AUGUSTA Bras gauche tendu, la tête légèrement penchée, le regard de Phil Mickelson ne quitte pas la course de cette petite balle blanche qui, capricieuse, va même s'offrir une demi-virgule autour du trou avant de s'y réfugier. C'est fait, c'est fini, c'est gagné. Phil Mickelson saute en l'air de joie et le public, lui, comme un seul homme, déchire d'un cri strident ce silence pesant qui n'a cessé d'accompagner l'ultime putt de ce 68e Masters, première levée de l'année du Grand Chelem.
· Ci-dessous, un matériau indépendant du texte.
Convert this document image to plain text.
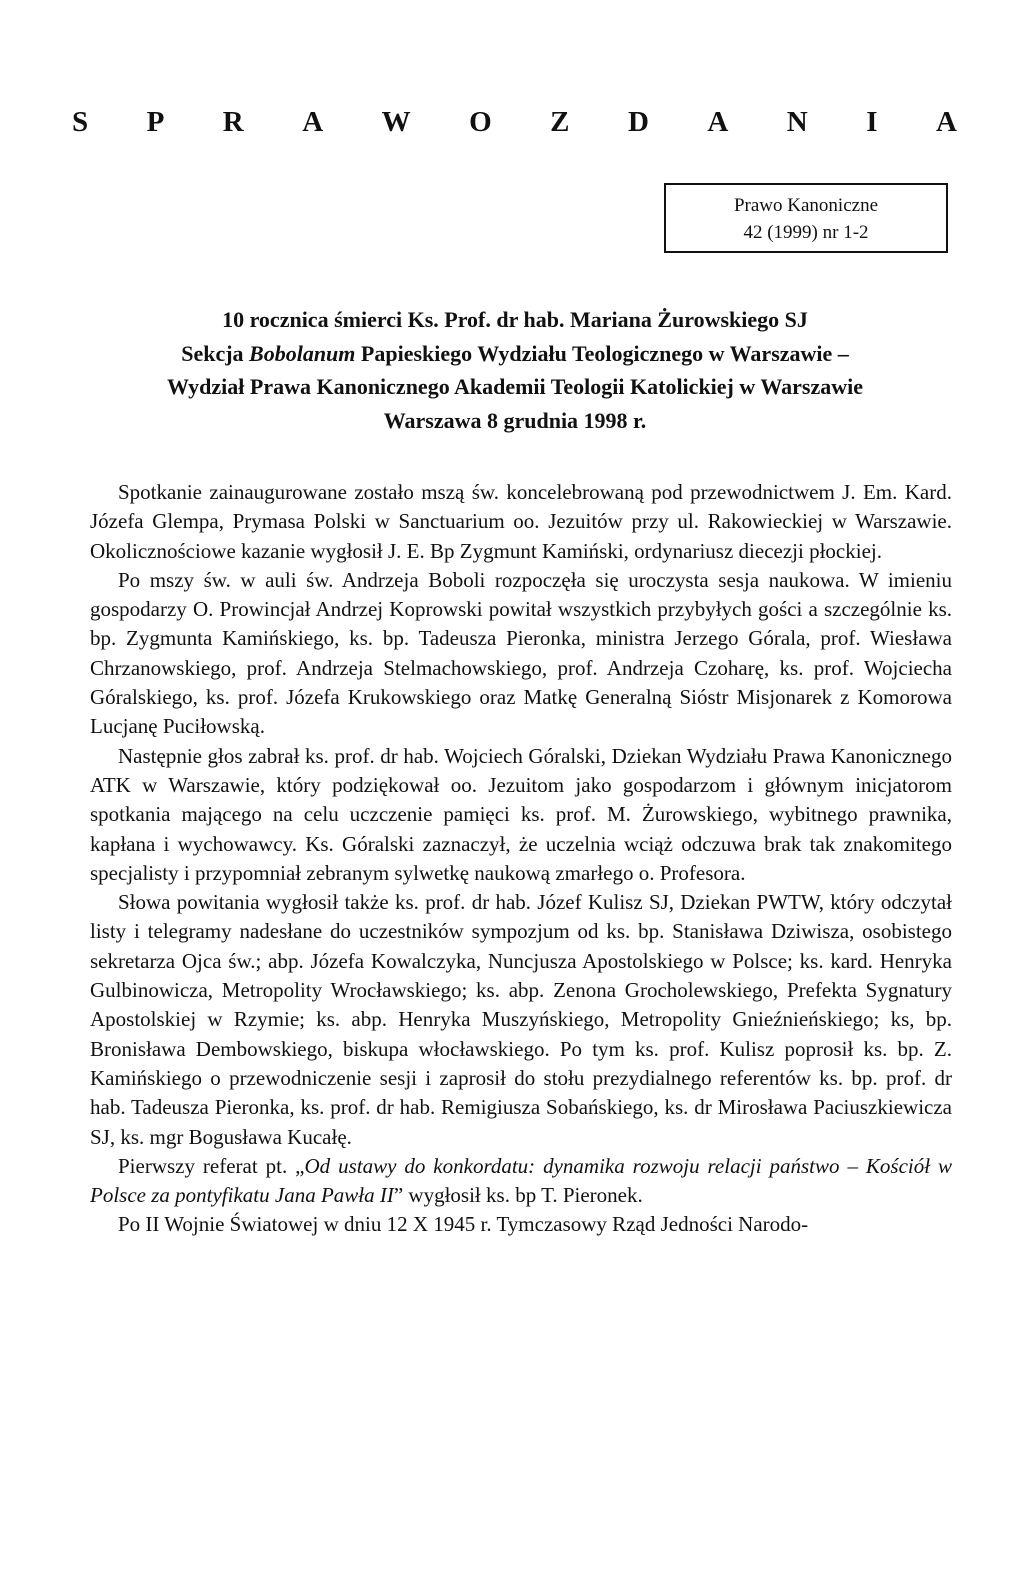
S P R A W O Z D A N I A
Prawo Kanoniczne
42 (1999) nr 1-2
10 rocznica śmierci Ks. Prof. dr hab. Mariana Żurowskiego SJ
Sekcja Bobolanum Papieskiego Wydziału Teologicznego w Warszawie –
Wydział Prawa Kanonicznego Akademii Teologii Katolickiej w Warszawie
Warszawa 8 grudnia 1998 r.

Spotkanie zainaugurowane zostało mszą św. koncelebrowaną pod przewodnictwem J. Em. Kard. Józefa Glempa, Prymasa Polski w Sanctuarium oo. Jezuitów przy ul. Rakowieckiej w Warszawie. Okolicznościowe kazanie wygłosił J. E. Bp Zygmunt Kamiński, ordynariusz diecezji płockiej.

Po mszy św. w auli św. Andrzeja Boboli rozpoczęła się uroczysta sesja naukowa. W imieniu gospodarzy O. Prowincjał Andrzej Koprowski powitał wszystkich przybyłych gości a szczególnie ks. bp. Zygmunta Kamińskiego, ks. bp. Tadeusza Pieronka, ministra Jerzego Górala, prof. Wiesława Chrzanowskiego, prof. Andrzeja Stelmachowskiego, prof. Andrzeja Czoharę, ks. prof. Wojciecha Góralskiego, ks. prof. Józefa Krukowskiego oraz Matkę Generalną Sióstr Misjonarek z Komorowa Lucjanę Puciłowską.

Następnie głos zabrał ks. prof. dr hab. Wojciech Góralski, Dziekan Wydziału Prawa Kanonicznego ATK w Warszawie, który podziękował oo. Jezuitom jako gospodarzom i głównym inicjatorom spotkania mającego na celu uczczenie pamięci ks. prof. M. Żurowskiego, wybitnego prawnika, kapłana i wychowawcy. Ks. Góralski zaznaczył, że uczelnia wciąż odczuwa brak tak znakomitego specjalisty i przypomniał zebranym sylwetkę naukową zmarłego o. Profesora.

Słowa powitania wygłosił także ks. prof. dr hab. Józef Kulisz SJ, Dziekan PWTW, który odczytał listy i telegramy nadesłane do uczestników sympozjum od ks. bp. Stanisława Dziwisza, osobistego sekretarza Ojca św.; abp. Józefa Kowalczyka, Nuncjusza Apostolskiego w Polsce; ks. kard. Henryka Gulbinowicza, Metropolity Wrocławskiego; ks. abp. Zenona Grocholewskiego, Prefekta Sygnatury Apostolskiej w Rzymie; ks. abp. Henryka Muszyńskiego, Metropolity Gnieźnieńskiego; ks, bp. Bronisława Dembowskiego, biskupa włocławskiego. Po tym ks. prof. Kulisz poprosił ks. bp. Z. Kamińskiego o przewodniczenie sesji i zaprosił do stołu prezydialnego referentów ks. bp. prof. dr hab. Tadeusza Pieronka, ks. prof. dr hab. Remigiusza Sobańskiego, ks. dr Mirosława Paciuszkiewicza SJ, ks. mgr Bogusława Kucałę.

Pierwszy referat pt. „Od ustawy do konkordatu: dynamika rozwoju relacji państwo – Kościół w Polsce za pontyfikatu Jana Pawła II” wygłosił ks. bp T. Pieronek.

Po II Wojnie Światowej w dniu 12 X 1945 r. Tymczasowy Rząd Jedności Narodo-
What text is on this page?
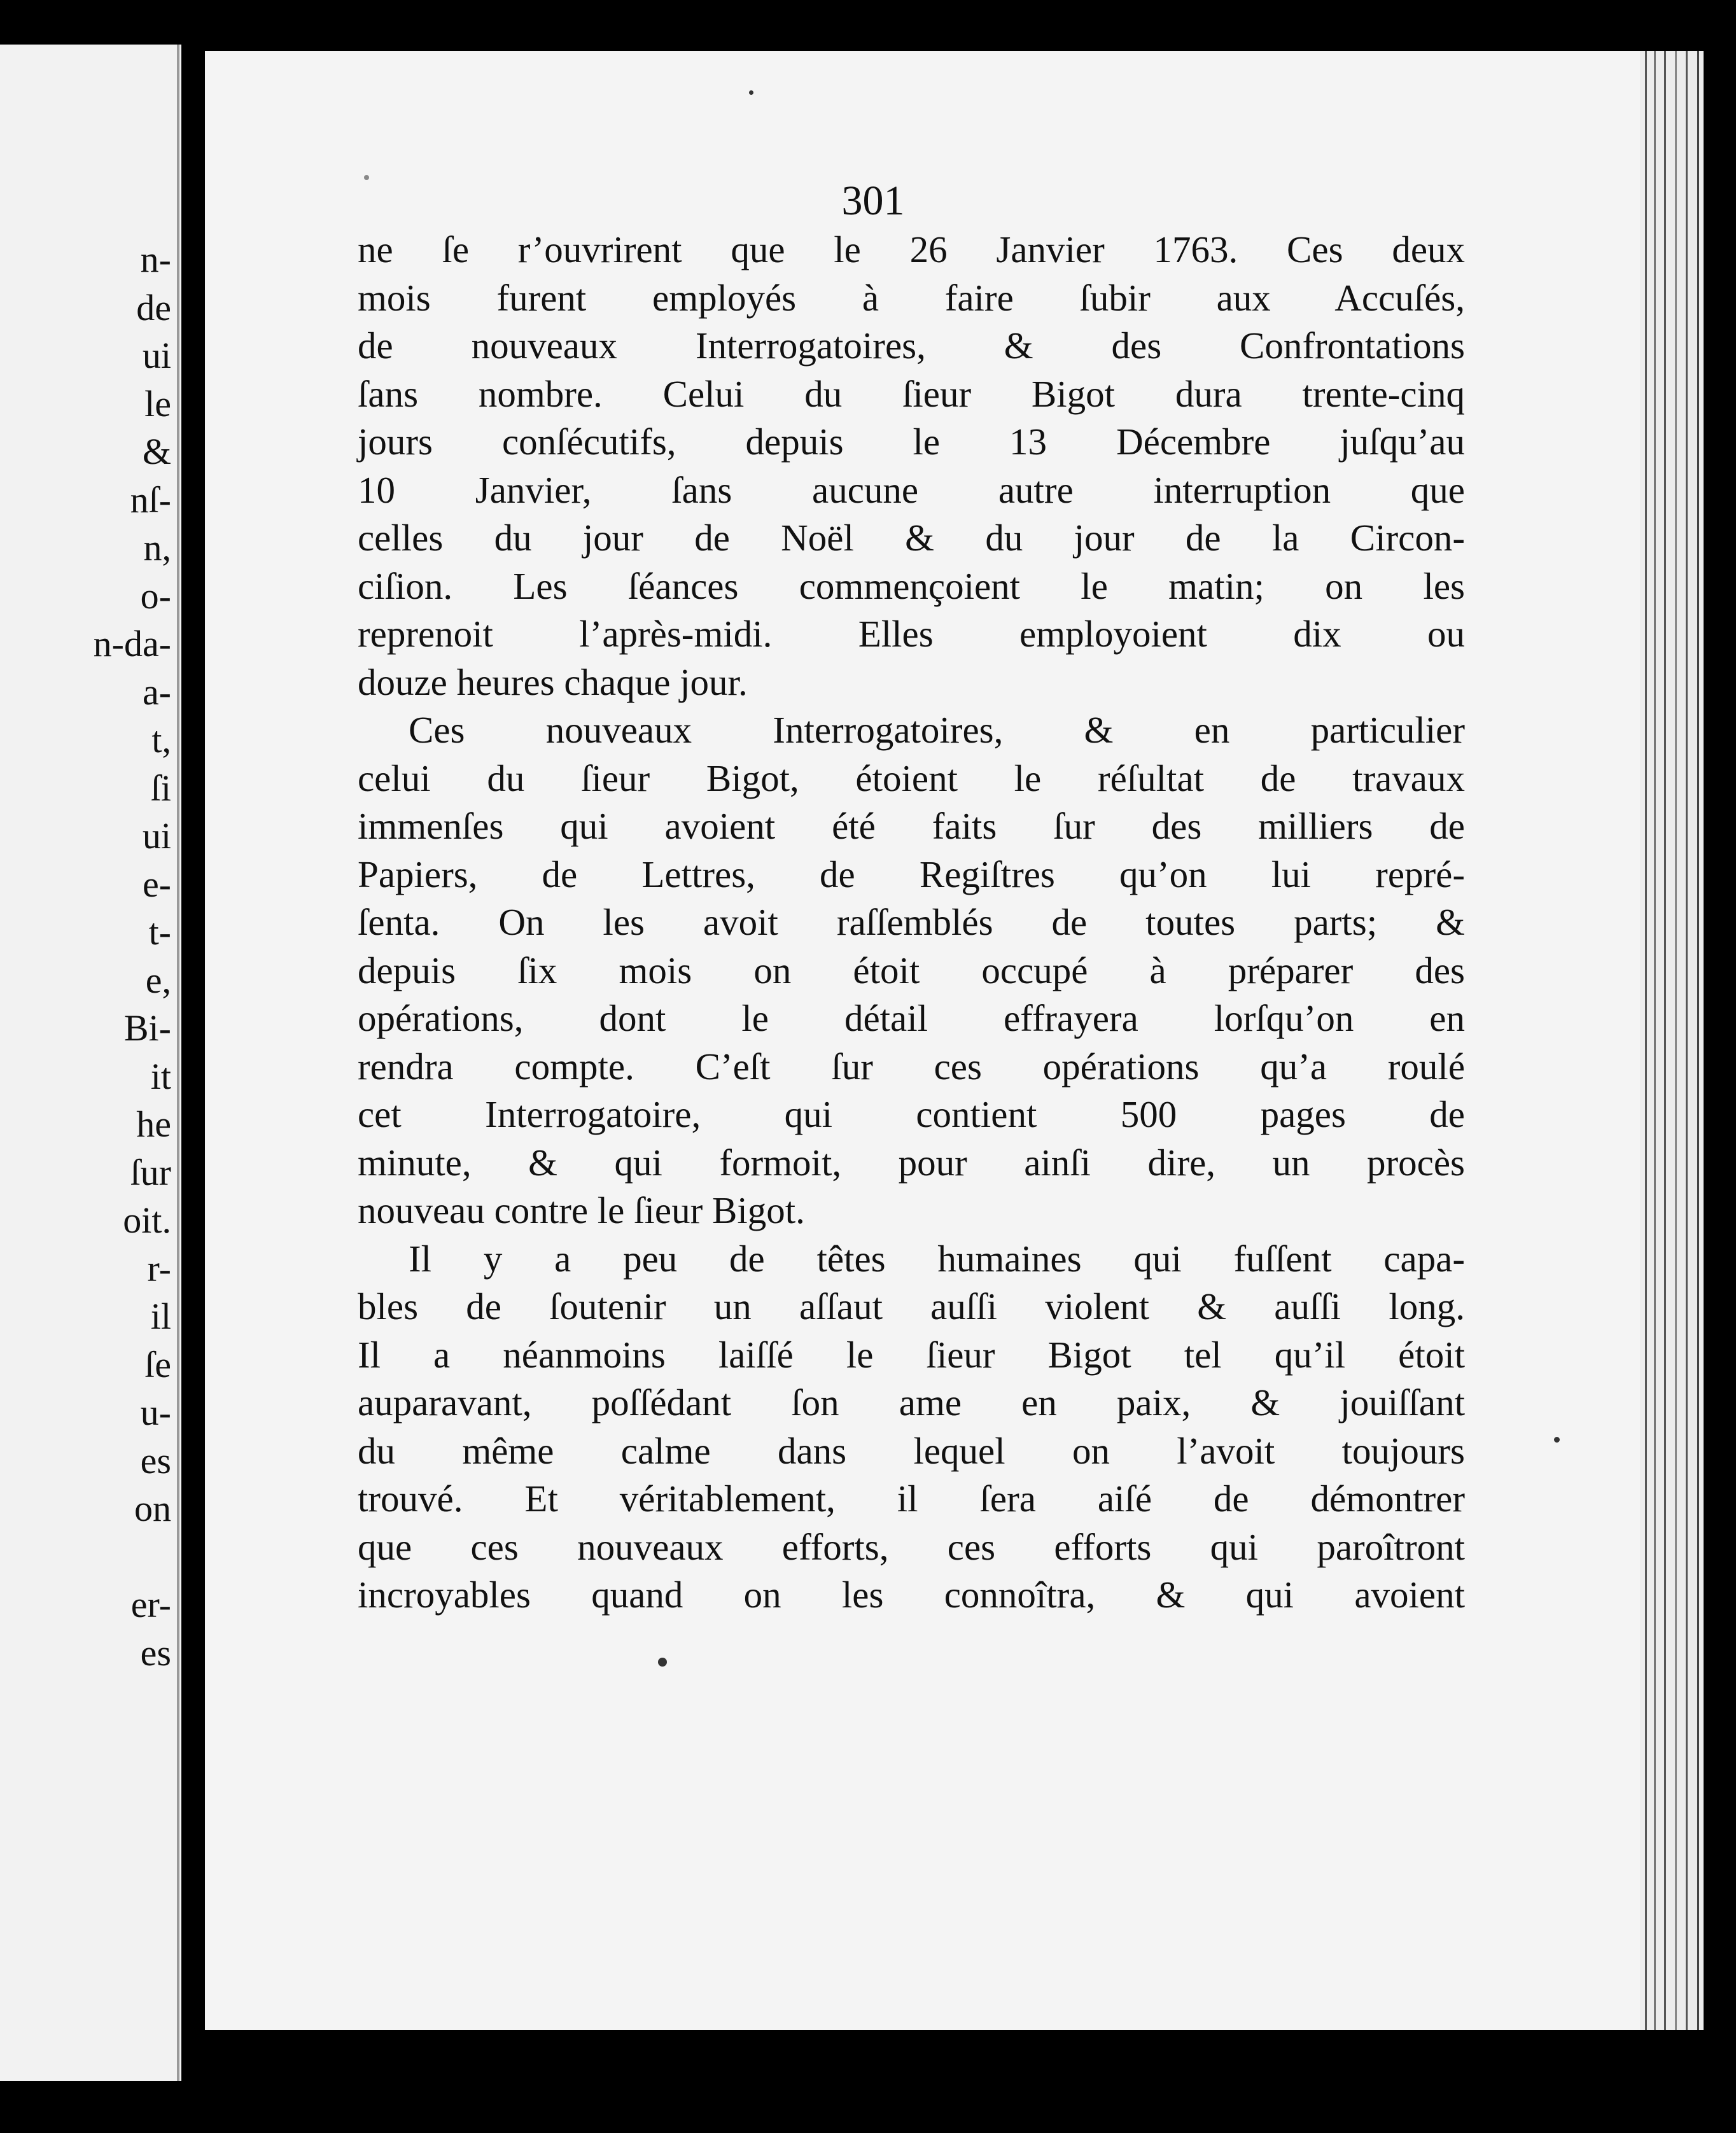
n-
de
ui
le
&
nſ-
n,
o-
n-da-
a-
t,
ſi
ui
e-
t-
e,
Bi-
it
he
ſur
oit.
r-
il
ſe
u-
es
on
er-
es
301
ne ſe r’ouvrirent que le 26 Janvier 1763. Ces deux
mois furent employés à faire ſubir aux Accuſés,
de nouveaux Interrogatoires, & des Confrontations
ſans nombre. Celui du ſieur Bigot dura trente-cinq
jours conſécutifs, depuis le 13 Décembre juſqu’au
10 Janvier, ſans aucune autre interruption que
celles du jour de Noël & du jour de la Circon-
ciſion. Les ſéances commençoient le matin; on les
reprenoit l’après-midi. Elles employoient dix ou
douze heures chaque jour.
Ces nouveaux Interrogatoires, & en particulier
celui du ſieur Bigot, étoient le réſultat de travaux
immenſes qui avoient été faits ſur des milliers de
Papiers, de Lettres, de Regiſtres qu’on lui repré-
ſenta. On les avoit raſſemblés de toutes parts; &
depuis ſix mois on étoit occupé à préparer des
opérations, dont le détail effrayera lorſqu’on en
rendra compte. C’eſt ſur ces opérations qu’a roulé
cet Interrogatoire, qui contient 500 pages de
minute, & qui formoit, pour ainſi dire, un procès
nouveau contre le ſieur Bigot.
Il y a peu de têtes humaines qui fuſſent capa-
bles de ſoutenir un aſſaut auſſi violent & auſſi long.
Il a néanmoins laiſſé le ſieur Bigot tel qu’il étoit
auparavant, poſſédant ſon ame en paix, & jouiſſant
du même calme dans lequel on l’avoit toujours
trouvé. Et véritablement, il ſera aiſé de démontrer
que ces nouveaux efforts, ces efforts qui paroîtront
incroyables quand on les connoîtra, & qui avoient
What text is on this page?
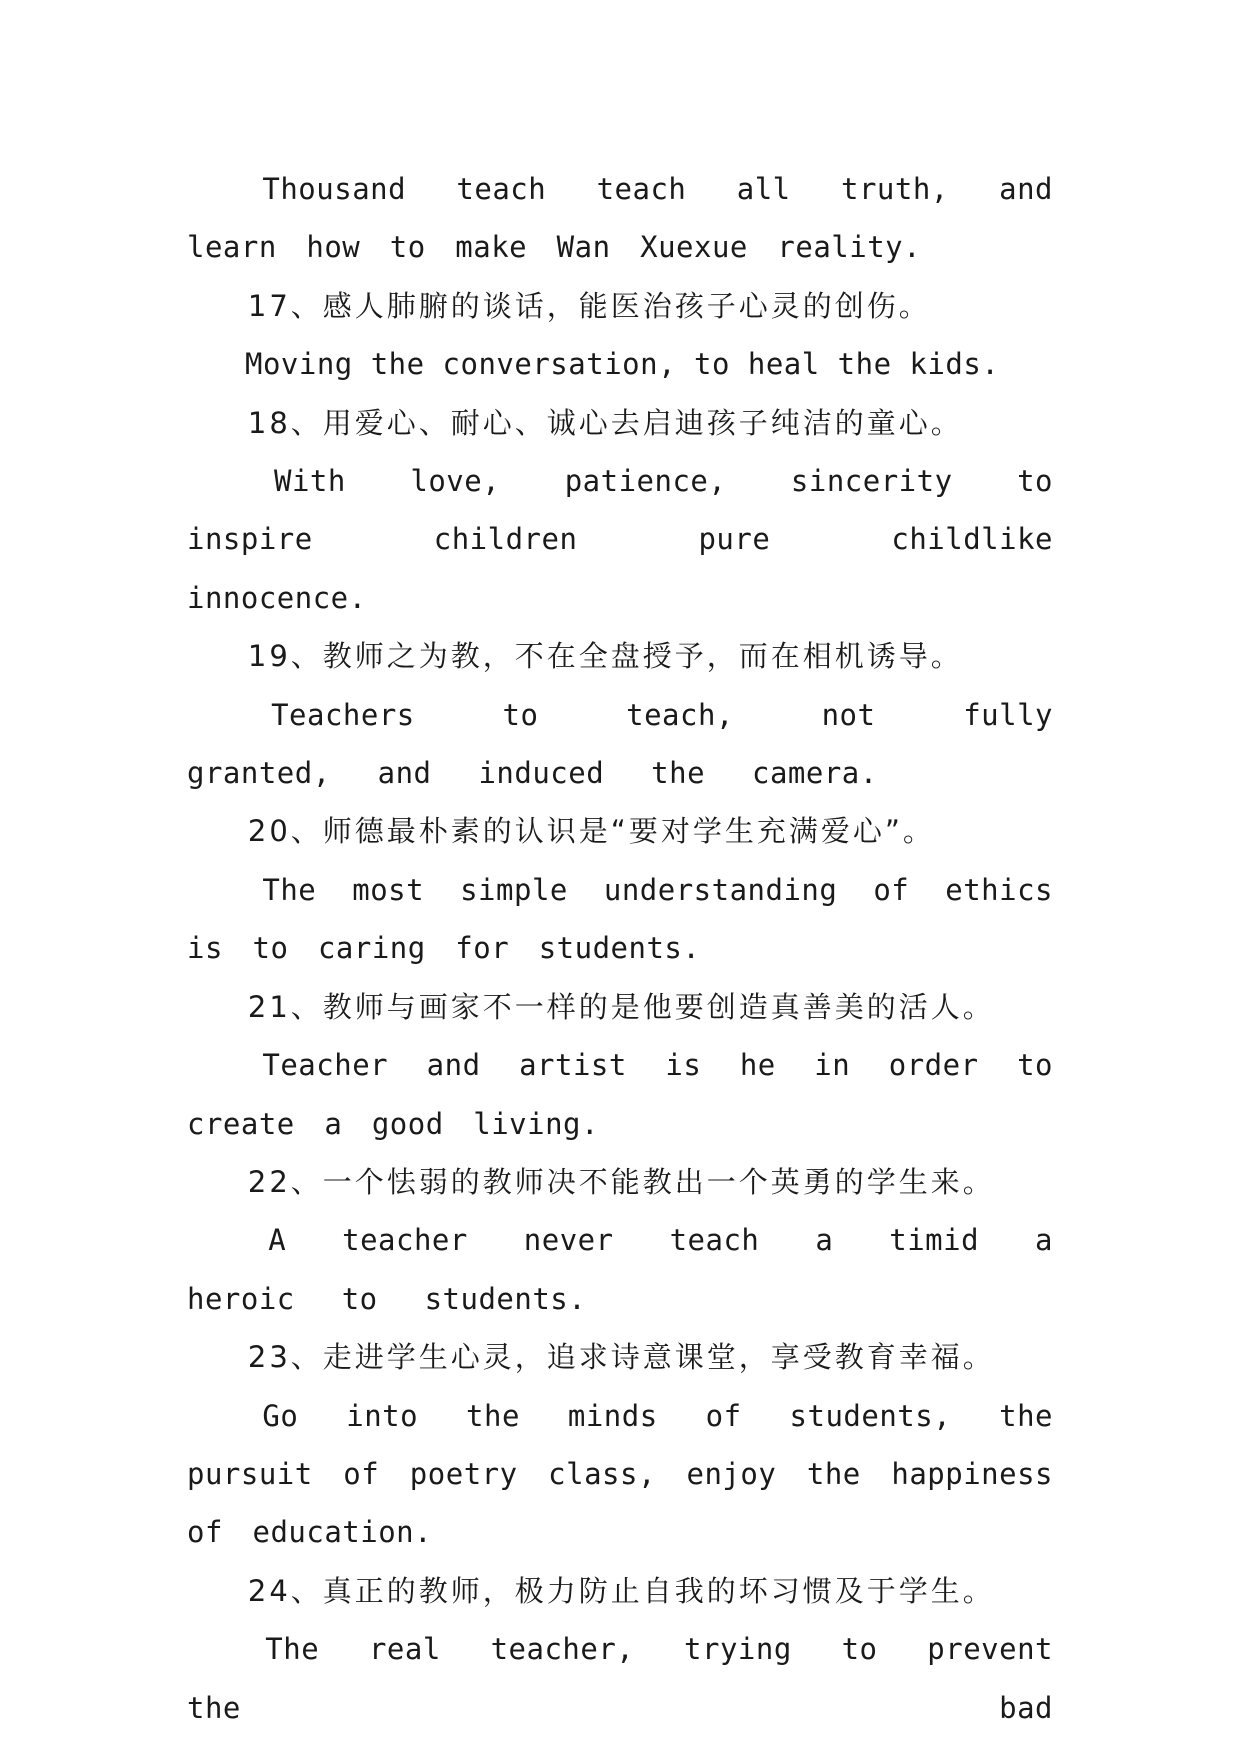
Thousand teach teach all truth, and learn how to make Wan Xuexue reality.

17、感人肺腑的谈话，能医治孩子心灵的创伤。

Moving the conversation, to heal the kids.

18、用爱心、耐心、诚心去启迪孩子纯洁的童心。

With love, patience, sincerity to inspire children pure childlike innocence.

19、教师之为教，不在全盘授予，而在相机诱导。

Teachers to teach, not fully granted, and induced the camera.

20、师德最朴素的认识是“要对学生充满爱心”。

The most simple understanding of ethics is to caring for students.

21、教师与画家不一样的是他要创造真善美的活人。

Teacher and artist is he in order to create a good living.

22、一个怯弱的教师决不能教出一个英勇的学生来。

A teacher never teach a timid a heroic to students.

23、走进学生心灵，追求诗意课堂，享受教育幸福。

Go into the minds of students, the pursuit of poetry class, enjoy the happiness of education.

24、真正的教师，极力防止自我的坏习惯及于学生。

The real teacher, trying to prevent the bad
Un dernier putt qui offrait donc à Mickelson cette première victoire dans un Major, lui qui a déjà figuré huit fois sur le podium d'un tournoi majeur, dont quatre fois dans ce Masters d'Augusta. A 33 ans, grâce à un birdie réalisé au 18e trou, voilà donc le gaucher de San Diego admis d'un le cercle, restreint, des grands champions. Mais que d'émotions n'a-t-il pas dû digérer avant de donner vie à ce rêve qui l'a toujours habité.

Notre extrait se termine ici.